Signalons que ce canton, où environ dix installations seulement sont prévues dans les prochaines années, cumule les handicaps, puisqu’il se situe en zone périurbaine, mais également en limite du Doubs et du Territoire de Belfort, ce qui ne facilite pas la réalisation des projets agricoles.
Conseiller général, membres de CCS, représentants syndicaux du secteur, directeur de la Safer, tous étaient donc conviés à se rendre sur deux exploitations, pour mieux se rendre compte de l’impact des grands travaux à venir.
À Chavanne, les associés du Gaec du Prè au clair, Jean François et Alain Mathis, sont producteurs de lait à Emmental Grand Cru.
Leur exploitation fonctionne sur la base d’un système extensif, consacré essentiellement à l’herbe.
Au fur et à mesure des années, par le biais d’échanges, les deux associés, soucieux d’éliminer la gêne causée par le passage régulier des cinquante vaches laitières dans le village, ont pu regrouper un maximum de parcelles derrière leurs bâtiments d’élevage ; des travaux de drainage ont été effectués, des chemins ont été réalisés par la commune et les exploitants eux même.
C’est donc tout un réaménagement parcellaire qui aujourd’hui est mis à mal par le passage du TGV à proximité du siège de l’exploitation, comme des maisons du village d’ailleurs.
Au-delà de la perte d’environ 7 hectares, c’est la remise en cause de tout un système, de conditions de travail améliorées au fil du temps qui va pénaliser les agriculteurs.

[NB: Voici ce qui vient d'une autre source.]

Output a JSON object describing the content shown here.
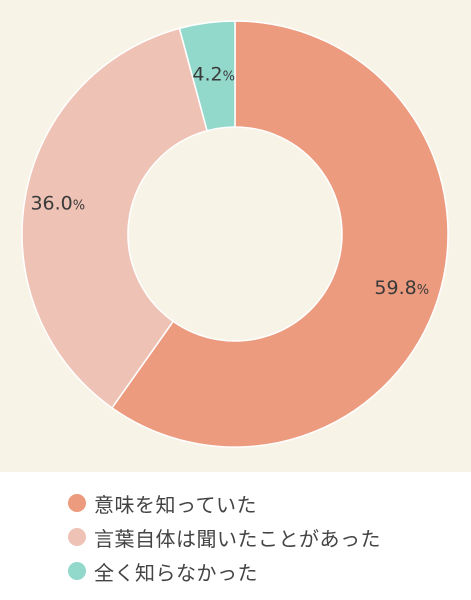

Ceux-ci se battent depuis le début pour "limiter les dégâts", mais leurs propositions, même si elles sont techniquement réalisables se heurtent souvent … aux intérêts financiers de leurs interlocuteurs !

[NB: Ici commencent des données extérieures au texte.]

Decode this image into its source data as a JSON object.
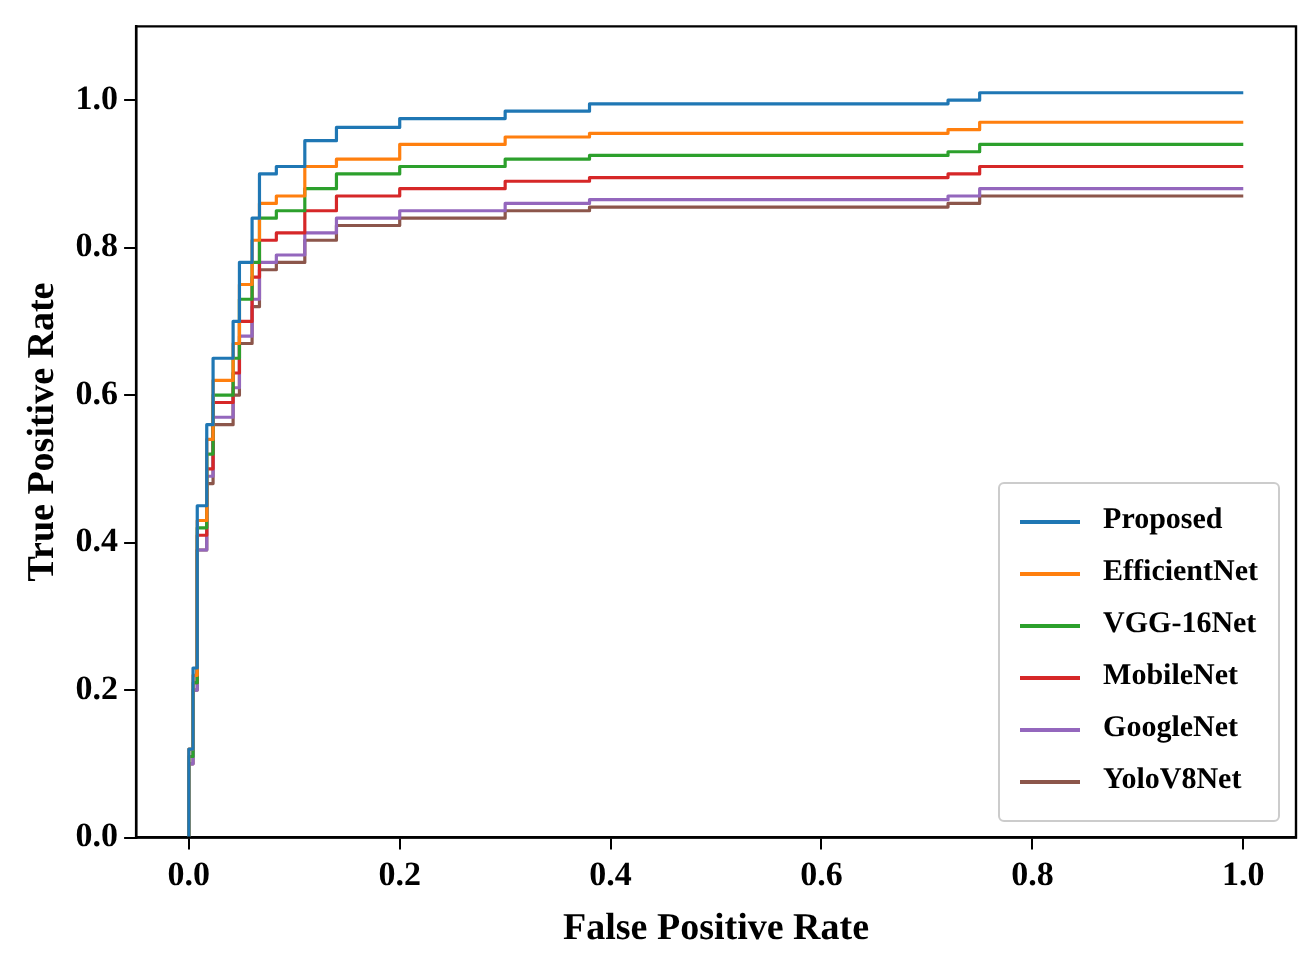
{
  "chart_data": {
    "type": "step",
    "xlabel": "False Positive Rate",
    "ylabel": "True Positive Rate",
    "x": [
      0,
      0,
      0.004,
      0.008,
      0.017,
      0.023,
      0.042,
      0.048,
      0.06,
      0.067,
      0.083,
      0.11,
      0.14,
      0.2,
      0.3,
      0.38,
      0.5,
      0.6,
      0.72,
      0.75,
      1.0
    ],
    "series": [
      {
        "name": "Proposed",
        "color": "#1f77b4",
        "values": [
          0,
          0.12,
          0.23,
          0.45,
          0.56,
          0.65,
          0.7,
          0.78,
          0.84,
          0.9,
          0.91,
          0.945,
          0.963,
          0.975,
          0.985,
          0.995,
          0.995,
          0.995,
          1.0,
          1.01,
          1.01
        ]
      },
      {
        "name": "EfficientNet",
        "color": "#ff7f0e",
        "values": [
          0,
          0.12,
          0.22,
          0.43,
          0.54,
          0.62,
          0.67,
          0.75,
          0.81,
          0.86,
          0.87,
          0.91,
          0.92,
          0.94,
          0.95,
          0.955,
          0.955,
          0.955,
          0.96,
          0.97,
          0.97
        ]
      },
      {
        "name": "VGG-16Net",
        "color": "#2ca02c",
        "values": [
          0,
          0.11,
          0.21,
          0.42,
          0.52,
          0.6,
          0.65,
          0.73,
          0.78,
          0.84,
          0.85,
          0.88,
          0.9,
          0.91,
          0.92,
          0.925,
          0.925,
          0.925,
          0.93,
          0.94,
          0.94
        ]
      },
      {
        "name": "MobileNet",
        "color": "#d62728",
        "values": [
          null,
          null,
          0.21,
          0.41,
          0.5,
          0.59,
          0.63,
          0.7,
          0.76,
          0.81,
          0.82,
          0.85,
          0.87,
          0.88,
          0.89,
          0.895,
          0.895,
          0.895,
          0.9,
          0.91,
          0.91
        ]
      },
      {
        "name": "GoogleNet",
        "color": "#9467bd",
        "values": [
          0,
          0.1,
          0.2,
          0.39,
          0.49,
          0.57,
          0.61,
          0.68,
          0.73,
          0.78,
          0.79,
          0.82,
          0.84,
          0.85,
          0.86,
          0.865,
          0.865,
          0.865,
          0.87,
          0.88,
          0.88
        ]
      },
      {
        "name": "YoloV8Net",
        "color": "#8c564b",
        "values": [
          0,
          0.1,
          0.2,
          0.39,
          0.48,
          0.56,
          0.6,
          0.67,
          0.72,
          0.77,
          0.78,
          0.81,
          0.83,
          0.84,
          0.85,
          0.855,
          0.855,
          0.855,
          0.86,
          0.87,
          0.87
        ]
      }
    ],
    "xlim": [
      -0.05,
      1.05
    ],
    "xticks": [
      {
        "value": 0,
        "label": "0.0"
      },
      0.2,
      0.4,
      0.6,
      0.8,
      {
        "value": 1,
        "label": "1.0"
      }
    ],
    "ylim": [
      0,
      1.1
    ],
    "yticks": [
      {
        "value": 0,
        "label": "0.0"
      },
      0.2,
      0.4,
      0.6,
      0.8,
      {
        "value": 1,
        "label": "1.0"
      }
    ],
    "grid": false,
    "legend": "bottom right",
    "marker": "none",
    "line_style": "solid"
  }
}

Quant à la perte de surfaces, elle est particulièrement mal venue quand on sait que le fils de Jean-François Mathis projette de s’installer au sein du Gaec dans les années à venir…
Au Gaec de la Baume à Villers sur Saulnot, Jean-Pierre et Hervé Robert, père et fils en Gaec depuis 1994 ont réalisé récemment des investissements importants : bâtiment, mise aux normes, fumière couverte, …

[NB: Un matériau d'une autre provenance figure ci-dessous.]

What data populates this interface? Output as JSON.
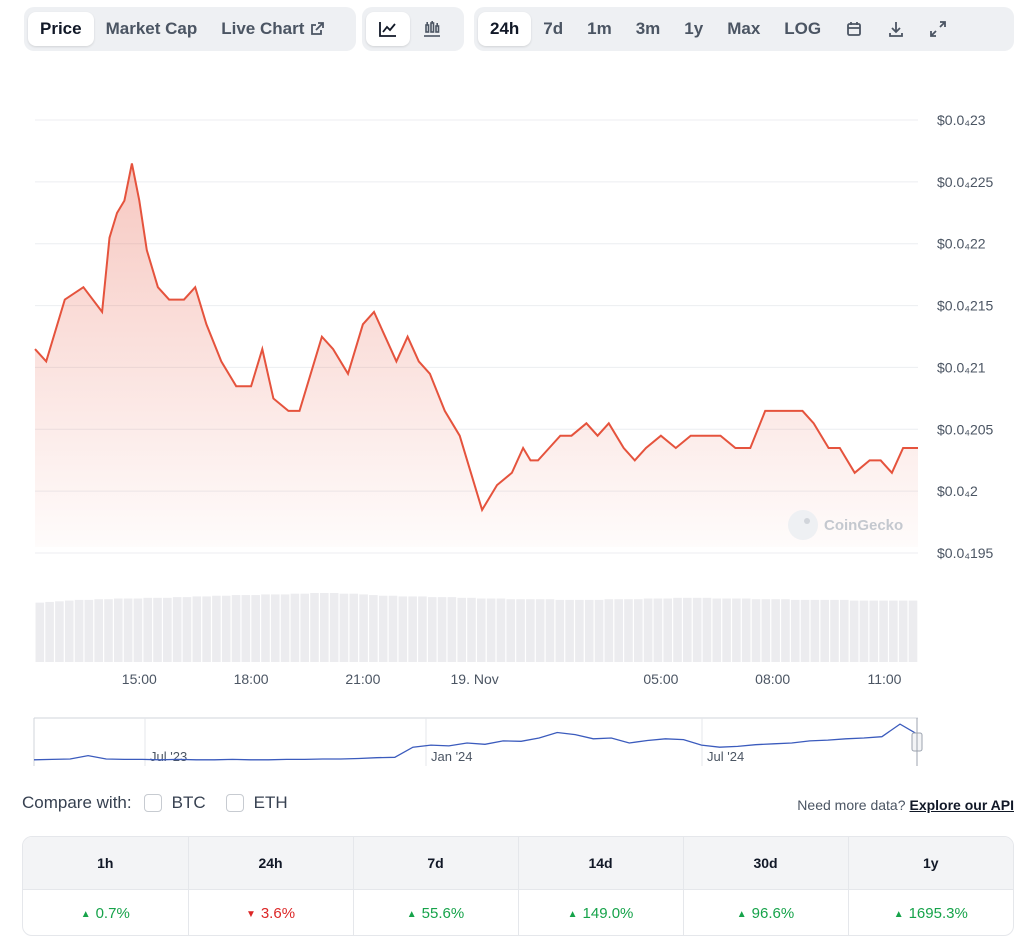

Avec les travaux du TGV, 4 îlots de culture vont être coupés, les plus proches de l’exploitation, qui servent de pâturage aux bovins.
Aujourd’hui, les membres du Gaec Robert demandent le rétablissement d’îlots proches de leur siège d’exploitation, et un remembrement intercommunal.
On aborde là le cœur du problème : pour chaque structure agricole touchée par le TGV se pose la question de la compensation des surfaces perdues.
Dans cet objectif, la mise en réserve du foncier se révèle indispensable.
À ce jour, en Haute Saône, Réseau Ferré de France ( RFF ) a accepté la prise en charge des frais de stockage de 45 hectares ; 45 hectares supplémentaires vont être prochainement présentés à RFF par la Safer, chargée de mener les négociations à chaque libération de terres dans la "zone TGV".
Ces surfaces mises en réserve sont localisées sur les cantons de Montbozon, Villersexel, et bientôt Rioz.
Dans le canton d’Héricourt, la volonté de pratiquer le stockage n’est actuellement pas clairement exprimée.
Il est vrai qu’il y a parfois concurrence directe entre le stockage des terres et un projet d’installation : des décisions difficiles sont alors à prendre, pour trouver "la meilleure solution réalisable", comme le soulignait le directeur de la Safer.
Jean-Pierre Michel, conseiller général du secteur, incitait chacun, dans ses prises de positions, à privilégier l’intérêt général et appelait de ses vœux un consensus au sein de la profession agricole.
"Jouer collectif", c’est également ce que propose le Président des JA, en invitant les agriculteurs du secteur à agir ensemble pour peser sur l’évolution du dossier, notamment en s’investissant au niveau des CCS et des Commissions communales d’aménagement foncier ; ces dernières auront la lourde charge de décider des remembrements, projets qui soulèvent encore de nombreuses réticences …
Christian Marconot insistait quant à lui sur les attentes vis-à-vis de RFF : financements significatifs et mise en application des engagements, en particulier concernant le stockage des surfaces porteuses de bâtiments.
Un dossier majeur pour l’agriculture et les agriculteurs de toute une partie de notre département où chacun est invité à prendre ses responsabilités et à dépasser la tentation de repli sur ses intérêts personnels.